Questi sono i punti su cui dobbiamo concentrare le nostre attenzioni, quindi dobbiamo avere la capacità di utilizzare al massimo occasioni come queste in cui qualcuno ci ha studiato questa società e ce ne porta uno spaccato che ci serve per capire dove andare; capire anche che non "piccolo e bello", ma "piccolo in rete a sistema" può essere bello e può essere, soprattutto, solido in una competizione che ormai è mondiale; a noi classe dirigente, a noi decisori politici spetta individuare i percorsi, i fenomeni, le linee forti, virtuose da rafforzare cercando di stoppare le altre. Ogni tanto dobbiamo anche assumerci il rischio e la responsabilità di decidere sulla base di prospettive che non sono fino a quel momento condivise da tutti, ma questo è il gioco della democrazia: se si sbaglia c'è poi il momento del controllo democratico che dirà che quella cosa era stata in quel momento sbagliata.
Questo credo che sia il tipo di riflessione alla fine di una giornata come questa, quindi non è importante avere finito in 25 ma è importante avere messo in circolo e cercare di mettere in circolo sempre di più questo tipo di messaggi che non sono imbottigliati, quindi non si sono indirizzati chissà dove ma sono messaggi che cercano di avere delle risposte.

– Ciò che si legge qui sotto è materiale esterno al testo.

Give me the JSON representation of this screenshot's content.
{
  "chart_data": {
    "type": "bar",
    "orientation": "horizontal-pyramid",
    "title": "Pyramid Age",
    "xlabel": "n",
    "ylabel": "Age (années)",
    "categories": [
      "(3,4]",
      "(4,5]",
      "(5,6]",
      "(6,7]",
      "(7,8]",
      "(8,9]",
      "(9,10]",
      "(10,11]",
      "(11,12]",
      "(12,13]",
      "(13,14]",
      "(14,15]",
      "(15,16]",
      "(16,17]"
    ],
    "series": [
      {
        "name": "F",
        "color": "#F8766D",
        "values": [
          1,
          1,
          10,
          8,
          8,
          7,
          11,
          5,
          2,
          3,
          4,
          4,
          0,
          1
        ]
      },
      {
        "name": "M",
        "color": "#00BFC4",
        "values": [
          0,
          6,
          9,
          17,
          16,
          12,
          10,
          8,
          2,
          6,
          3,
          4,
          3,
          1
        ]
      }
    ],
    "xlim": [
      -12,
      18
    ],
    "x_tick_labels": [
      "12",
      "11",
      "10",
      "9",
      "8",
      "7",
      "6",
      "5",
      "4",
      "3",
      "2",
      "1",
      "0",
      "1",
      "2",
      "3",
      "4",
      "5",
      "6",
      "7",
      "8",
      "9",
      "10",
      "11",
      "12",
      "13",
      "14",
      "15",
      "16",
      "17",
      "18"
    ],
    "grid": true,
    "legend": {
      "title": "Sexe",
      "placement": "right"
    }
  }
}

Sulla base della capacità dei messaggi di stimolare risposte, capiremo anche la validità dei messaggi stessi e soprattutto dobbiamo capire come poi mettere insieme le risposte e arrivare, alla fine, ad una prima prospettiva di cammino ulteriore, di impostazione di cammino ulteriore, che secondo me, a quel punto, potrà diventare anche un'ipotesi di Statuto, uno Statuto che ci consenta poi di andare avanti, misurando nel concreto, una volta stabiliti i principi generali, come li governiamo volta per volta secondo le prospettive che ho detto prima. Più di questo non credo di dover e di poter dire.

PRESIDENTE. Grazie, Presidente. Nel chiudere questa giornata di intensi lavori — abbiamo finito alle 15, e questo dà il senso dell'importanza del nostro lavoro — ringrazio anzitutto il prof. Diamanti, tutti coloro che sono intervenuti, che ci hanno dato il loro contributo e voglio scusarmi con coloro che non hanno potuto prendere la parola perché l'elenco era lunghissimo. L'impegno, per noi, è comunque di utilizzare il loro contributo su carta, inserendo il loro intervento agli atti dei nostri lavori. Gli atti saranno anche pubblicati sul sito per divulgare il loro pensiero e farlo conoscere. Vi ringrazio.